On Thu, Apr 29, 2010 at 5:02 AM, michael noble <looplog(a)gmail.com> wrote:
So ok, I was able to confirm by having someone try it
out for me (not on my
linux machine right now) that Tim and of course Paul, you are both correct
in that a JACK client in a send/return loop adds additional latency. So now
I'm left with the obvious question of "why?".
Rui has already basically answered this, but I'll repeat. Every client in
the graph is only executed *once* per process cycle. Hence, given
A -> B -> A
any given process cycle only executes A once. thus the output of B is not
available to A until the next process cycle.

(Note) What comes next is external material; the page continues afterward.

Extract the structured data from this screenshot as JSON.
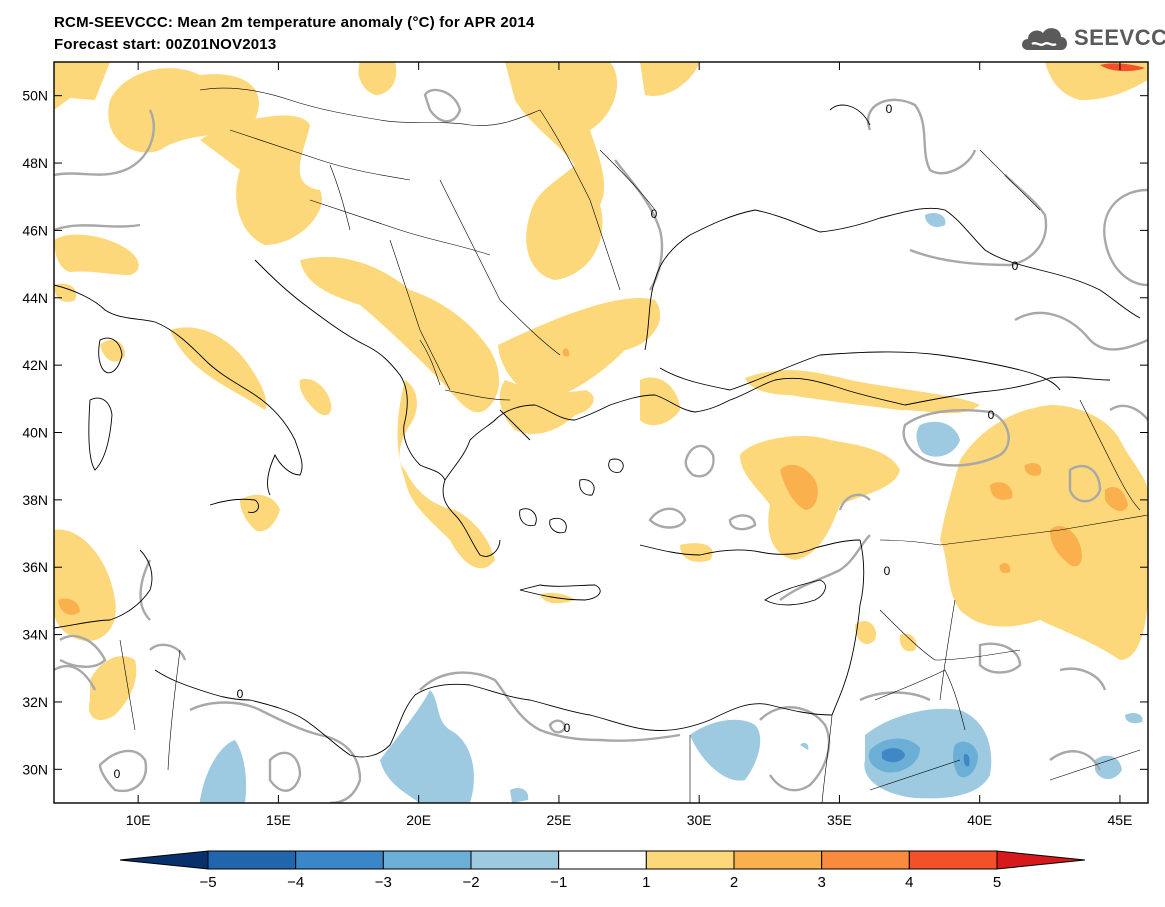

This is true of ANY block-structured audio graph (as opposed to
single-sample designs). It applies to plugins too, but people do not often
create looped signal flow involving a plugin. An example might help though:
a side-chain compressor whose side-chain input comes from a gate plugin that
is after itself:
-> SC-comp -> Gate ->
^ v
| |
+---------------+
in this example, just the like one above, the output of Gate is not
available to SC-comp until the NEXT time SC-comp is executed.
to repeat: JACK is not unusual in this respect. if you want to avoid this
kind of effect of a feedback loop, you have to use single sample processing,
which is not practical on general purpose computing hardware at this time.